I think by distributed, you mean across multiple nodes, otherwise mgpu routines in MAGMA should support multiple GPUs running on one node, right? MPI might be needed for multiple nodes which is not the case here. I see in the source code that the distribution of matrices across GPUs should be done manually which is OK and the rest is done automatically. Is this correct?

Regards,

Danesh

Sent from Gmail Mobile

Natalie Beams

unread,

Dec 19, 2025, 1:16:42 PM12/19/25

to MAGMA User, danesh...@gmail.com, MAGMA User, Natalie Beams

Hi Danesh,

By "distributed", I meant "using multiple MPI processes which own parts of the data" -- whether on one node or multiple nodes.
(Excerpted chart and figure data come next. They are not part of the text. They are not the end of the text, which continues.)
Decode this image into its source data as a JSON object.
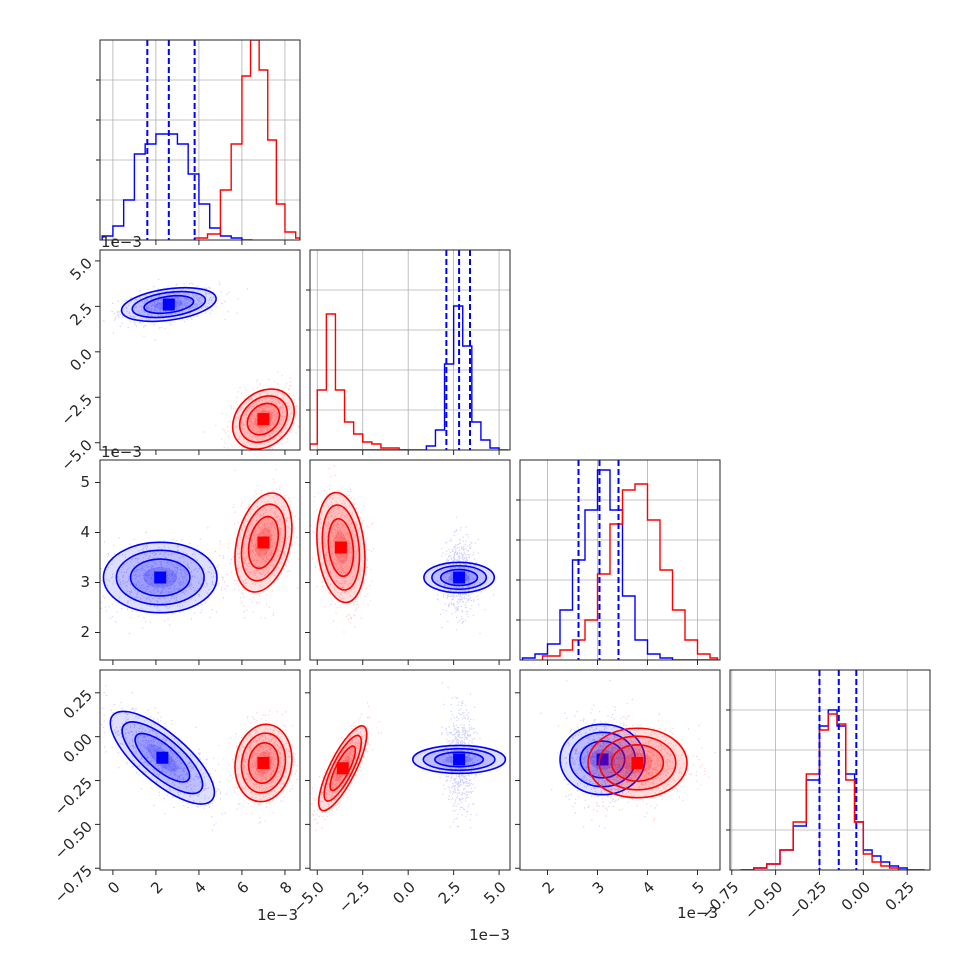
{
  "chart_data": {
    "type": "corner",
    "grid": true,
    "series_colors": {
      "blue": "#0000ff",
      "red": "#ff0000"
    },
    "parameters": [
      {
        "ticks": [
          0,
          2,
          4,
          6,
          8
        ],
        "range": [
          -0.6,
          8.7
        ],
        "ticklabels": [
          "0",
          "2",
          "4",
          "6",
          "8"
        ],
        "multiplier": "1e−3"
      },
      {
        "ticks": [
          -5.0,
          -2.5,
          0.0,
          2.5,
          5.0
        ],
        "range": [
          -5.4,
          5.6
        ],
        "ticklabels": [
          "−5.0",
          "−2.5",
          "0.0",
          "2.5",
          "5.0"
        ],
        "multiplier": "1e−3"
      },
      {
        "ticks": [
          2,
          3,
          4,
          5
        ],
        "range": [
          1.45,
          5.45
        ],
        "ticklabels": [
          "2",
          "3",
          "4",
          "5"
        ],
        "multiplier": "1e−3"
      },
      {
        "ticks": [
          -0.75,
          -0.5,
          -0.25,
          0.0,
          0.25
        ],
        "range": [
          -0.76,
          0.38
        ],
        "ticklabels": [
          "−0.75",
          "−0.50",
          "−0.25",
          "0.00",
          "0.25"
        ],
        "multiplier": ""
      }
    ],
    "hist_yticks": [
      [
        20,
        40,
        60,
        80
      ],
      [
        20,
        40,
        60,
        80
      ],
      [
        20,
        40,
        60,
        80
      ],
      [
        20,
        40,
        60,
        80
      ]
    ],
    "hist_ymax": [
      100,
      100,
      100,
      100
    ],
    "blue": {
      "means": [
        2.6,
        2.8,
        3.1,
        -0.15
      ],
      "sigmas": [
        1.0,
        0.35,
        0.3,
        0.1
      ],
      "quantiles": [
        [
          1.6,
          2.6,
          3.8
        ],
        [
          2.1,
          2.8,
          3.4
        ],
        [
          2.62,
          3.04,
          3.42
        ],
        [
          -0.25,
          -0.14,
          -0.04
        ]
      ],
      "histograms": [
        {
          "edges": [
            -0.5,
            0.0,
            0.5,
            1.0,
            1.5,
            2.0,
            2.5,
            3.0,
            3.5,
            4.0,
            4.5,
            5.0,
            5.5,
            6.0,
            6.5
          ],
          "counts": [
            2,
            7,
            20,
            43,
            48,
            53,
            53,
            48,
            33,
            18,
            6,
            2,
            1,
            0
          ]
        },
        {
          "edges": [
            -5.0,
            1.0,
            1.5,
            2.0,
            2.5,
            3.0,
            3.5,
            4.0,
            4.5,
            5.0,
            5.5
          ],
          "counts": [
            0,
            2,
            10,
            43,
            72,
            52,
            14,
            5,
            1,
            0
          ]
        },
        {
          "edges": [
            1.5,
            1.75,
            2.0,
            2.25,
            2.5,
            2.75,
            3.0,
            3.25,
            3.5,
            3.75,
            4.0,
            4.25,
            4.5,
            5.4
          ],
          "counts": [
            1,
            3,
            8,
            25,
            50,
            75,
            95,
            75,
            32,
            10,
            3,
            1,
            0
          ]
        },
        {
          "edges": [
            -0.7,
            -0.625,
            -0.55,
            -0.475,
            -0.4,
            -0.325,
            -0.25,
            -0.2,
            -0.15,
            -0.1,
            -0.05,
            0.0,
            0.05,
            0.1,
            0.15,
            0.2,
            0.25,
            0.3,
            0.35
          ],
          "counts": [
            0,
            1,
            3,
            10,
            22,
            45,
            72,
            80,
            72,
            48,
            24,
            10,
            7,
            4,
            2,
            1,
            0,
            0
          ]
        }
      ]
    },
    "red": {
      "means": [
        7.0,
        -3.7,
        3.8,
        -0.16
      ],
      "sigmas": [
        0.6,
        0.7,
        0.4,
        0.1
      ],
      "quantiles": [],
      "histograms": [
        {
          "edges": [
            3.8,
            4.4,
            5.0,
            5.5,
            6.0,
            6.4,
            6.8,
            7.2,
            7.6,
            8.0,
            8.5,
            8.7
          ],
          "counts": [
            1,
            3,
            25,
            48,
            82,
            100,
            85,
            50,
            18,
            4,
            1
          ]
        },
        {
          "edges": [
            -5.4,
            -5.0,
            -4.5,
            -4.0,
            -3.5,
            -3.0,
            -2.5,
            -2.0,
            -1.5,
            -1.0,
            -0.5,
            0.0
          ],
          "counts": [
            3,
            30,
            68,
            30,
            14,
            8,
            4,
            3,
            1,
            1,
            0
          ]
        },
        {
          "edges": [
            1.9,
            2.25,
            2.5,
            2.75,
            3.0,
            3.25,
            3.5,
            3.75,
            4.0,
            4.25,
            4.5,
            4.75,
            5.0,
            5.25,
            5.4
          ],
          "counts": [
            2,
            5,
            10,
            20,
            43,
            68,
            85,
            88,
            70,
            45,
            25,
            10,
            3,
            1
          ]
        },
        {
          "edges": [
            -0.7,
            -0.625,
            -0.55,
            -0.475,
            -0.4,
            -0.325,
            -0.25,
            -0.2,
            -0.15,
            -0.1,
            -0.05,
            0.0,
            0.05,
            0.1,
            0.15,
            0.2,
            0.25,
            0.3,
            0.35
          ],
          "counts": [
            0,
            1,
            3,
            10,
            24,
            48,
            70,
            78,
            73,
            45,
            24,
            8,
            4,
            2,
            1,
            0,
            0,
            0
          ]
        }
      ]
    },
    "pairs": [
      {
        "row": 1,
        "col": 0,
        "blue": {
          "center": [
            2.6,
            2.6
          ],
          "sigma": [
            1.0,
            0.42
          ],
          "rho": 0.35
        },
        "red": {
          "center": [
            7.0,
            -3.7
          ],
          "sigma": [
            0.65,
            0.75
          ],
          "rho": 0.25
        }
      },
      {
        "row": 2,
        "col": 0,
        "blue": {
          "center": [
            2.2,
            3.1
          ],
          "sigma": [
            1.2,
            0.32
          ],
          "rho": 0.0
        },
        "red": {
          "center": [
            7.0,
            3.8
          ],
          "sigma": [
            0.6,
            0.45
          ],
          "rho": 0.3
        }
      },
      {
        "row": 2,
        "col": 1,
        "blue": {
          "center": [
            2.8,
            3.1
          ],
          "sigma": [
            0.38,
            0.32
          ],
          "rho": 0.0
        },
        "red": {
          "center": [
            -3.7,
            3.7
          ],
          "sigma": [
            0.6,
            0.5
          ],
          "rho": -0.2
        }
      },
      {
        "row": 3,
        "col": 0,
        "blue": {
          "center": [
            2.3,
            -0.12
          ],
          "sigma": [
            1.1,
            0.12
          ],
          "rho": -0.75
        },
        "red": {
          "center": [
            7.0,
            -0.15
          ],
          "sigma": [
            0.6,
            0.1
          ],
          "rho": 0.1
        }
      },
      {
        "row": 3,
        "col": 1,
        "blue": {
          "center": [
            2.8,
            -0.13
          ],
          "sigma": [
            0.35,
            0.12
          ],
          "rho": 0.0
        },
        "red": {
          "center": [
            -3.6,
            -0.18
          ],
          "sigma": [
            0.6,
            0.11
          ],
          "rho": 0.8
        }
      },
      {
        "row": 3,
        "col": 2,
        "blue": {
          "center": [
            3.1,
            -0.13
          ],
          "sigma": [
            0.32,
            0.11
          ],
          "rho": 0.0
        },
        "red": {
          "center": [
            3.8,
            -0.15
          ],
          "sigma": [
            0.45,
            0.09
          ],
          "rho": 0.0
        }
      }
    ]
  }
}
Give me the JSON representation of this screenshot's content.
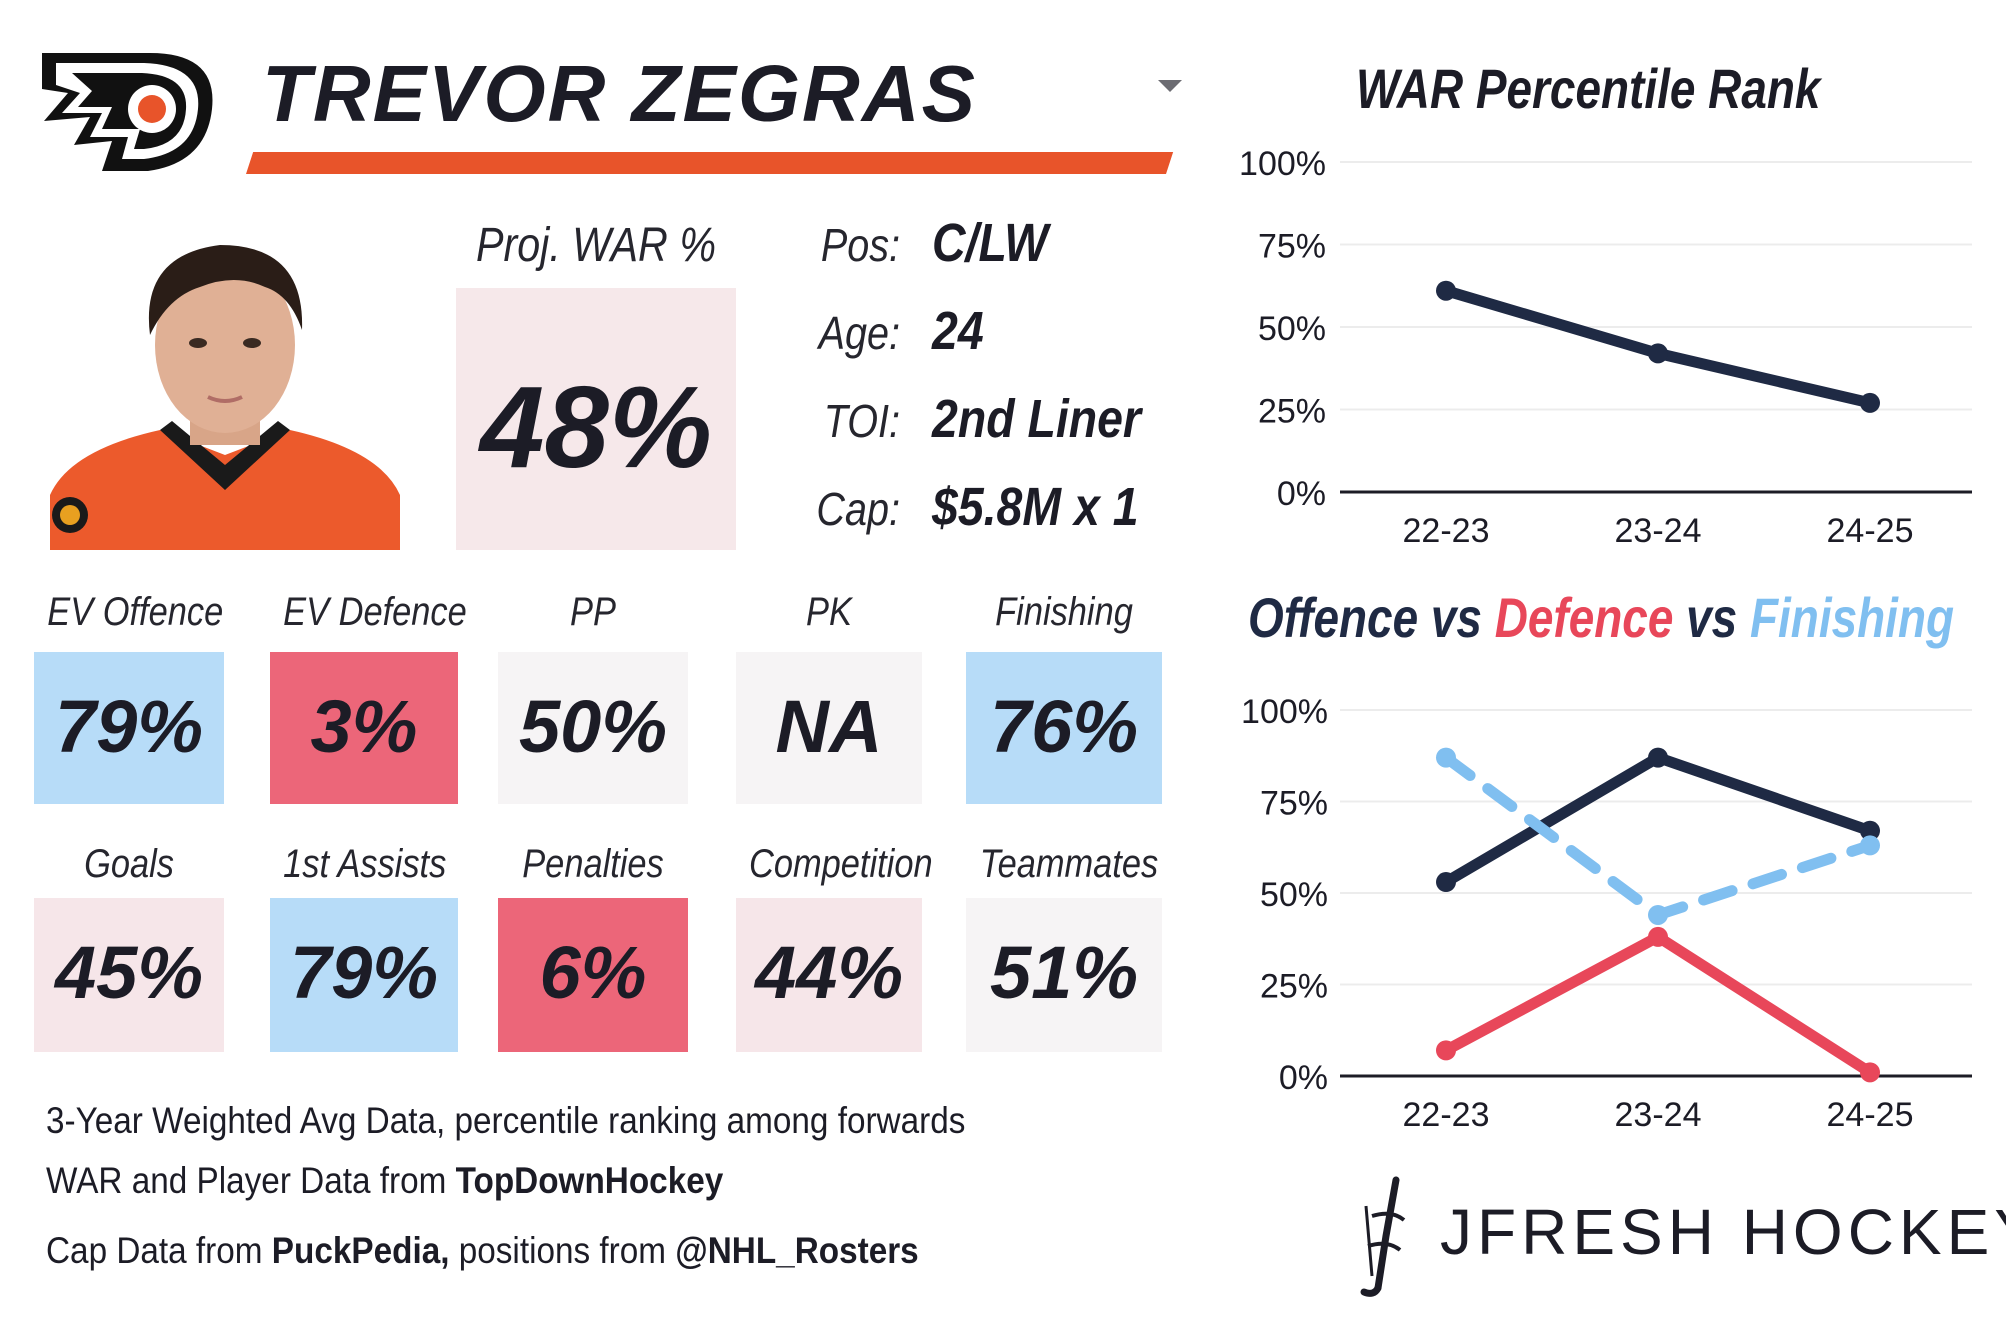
{
  "header": {
    "player_name": "TREVOR ZEGRAS",
    "team_logo_icon": "flyers-logo-icon",
    "dropdown_icon": "chevron-down-icon"
  },
  "proj_war": {
    "label": "Proj. WAR %",
    "value": "48%"
  },
  "info": [
    {
      "label": "Pos:",
      "value": "C/LW"
    },
    {
      "label": "Age:",
      "value": "24"
    },
    {
      "label": "TOI:",
      "value": "2nd Liner"
    },
    {
      "label": "Cap:",
      "value": "$5.8M x 1"
    }
  ],
  "stats_row1": [
    {
      "label": "EV Offence",
      "value": "79%",
      "color": "#b7dcf8"
    },
    {
      "label": "EV Defence",
      "value": "3%",
      "color": "#ec6679"
    },
    {
      "label": "PP",
      "value": "50%",
      "color": "#f6f4f5"
    },
    {
      "label": "PK",
      "value": "NA",
      "color": "#f6f4f5"
    },
    {
      "label": "Finishing",
      "value": "76%",
      "color": "#b7dcf8"
    }
  ],
  "stats_row2": [
    {
      "label": "Goals",
      "value": "45%",
      "color": "#f6e6e9"
    },
    {
      "label": "1st Assists",
      "value": "79%",
      "color": "#b7dcf8"
    },
    {
      "label": "Penalties",
      "value": "6%",
      "color": "#ec6679"
    },
    {
      "label": "Competition",
      "value": "44%",
      "color": "#f6e6e9"
    },
    {
      "label": "Teammates",
      "value": "51%",
      "color": "#f6f4f5"
    }
  ],
  "footer": {
    "line1": "3-Year Weighted Avg Data, percentile ranking among forwards",
    "line2_prefix": "WAR and Player Data from ",
    "line2_source": "TopDownHockey",
    "line3_prefix": "Cap Data from ",
    "line3_source": "PuckPedia,",
    "line3_middle": " positions from ",
    "line3_source2": "@NHL_Rosters"
  },
  "brand": {
    "name": "JFRESH HOCKEY",
    "icon": "jfresh-logo-icon"
  },
  "chart_data": [
    {
      "type": "line",
      "title": "WAR Percentile Rank",
      "categories": [
        "22-23",
        "23-24",
        "24-25"
      ],
      "yticks": [
        "0%",
        "25%",
        "50%",
        "75%",
        "100%"
      ],
      "ylim": [
        0,
        100
      ],
      "grid": true,
      "series": [
        {
          "values": [
            61,
            42,
            27
          ],
          "color": "#1f2a44",
          "dashed": false
        }
      ]
    },
    {
      "type": "line",
      "title_parts": [
        {
          "text": "Offence",
          "color": "#1f2a44"
        },
        {
          "text": " vs ",
          "color": "#1f2a44"
        },
        {
          "text": "Defence",
          "color": "#e8475a"
        },
        {
          "text": " vs ",
          "color": "#1f2a44"
        },
        {
          "text": "Finishing",
          "color": "#80bff0"
        }
      ],
      "categories": [
        "22-23",
        "23-24",
        "24-25"
      ],
      "yticks": [
        "0%",
        "25%",
        "50%",
        "75%",
        "100%"
      ],
      "ylim": [
        0,
        100
      ],
      "grid": true,
      "series": [
        {
          "name": "Offence",
          "values": [
            53,
            87,
            67
          ],
          "color": "#1f2a44",
          "dashed": false
        },
        {
          "name": "Defence",
          "values": [
            7,
            38,
            1
          ],
          "color": "#e8475a",
          "dashed": false
        },
        {
          "name": "Finishing",
          "values": [
            87,
            44,
            63
          ],
          "color": "#80bff0",
          "dashed": true
        }
      ]
    }
  ]
}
But in the MAGMA documentation, we also use "distributed" for these multi-GPU routines, so I should have been more specific. Also, I thought you needed enough memory to fit the matrix on one GPU for *getrf_mgpu, but looking at the code again, I see I was mistaken about that. It doesn't have to fit, but you need to split it up yourself, or use `magma_*setmatrix_1D_col_bcyclic` to take a matrix in host memory and distribute it among the GPUs in the correct manner.

-- Natalie

Danesh Daroui

unread,

Dec 19, 2025, 6:00:05 PM12/19/25

to Natalie Beams, MAGMA User

Hi Natalie,

Many thanks for your support. This was very helpful. I will use _mpgu routines in my case when multiple GPUs are used on a single node. I also hope getri function is also implemented in MAGMA to support multiple GPUs in the future.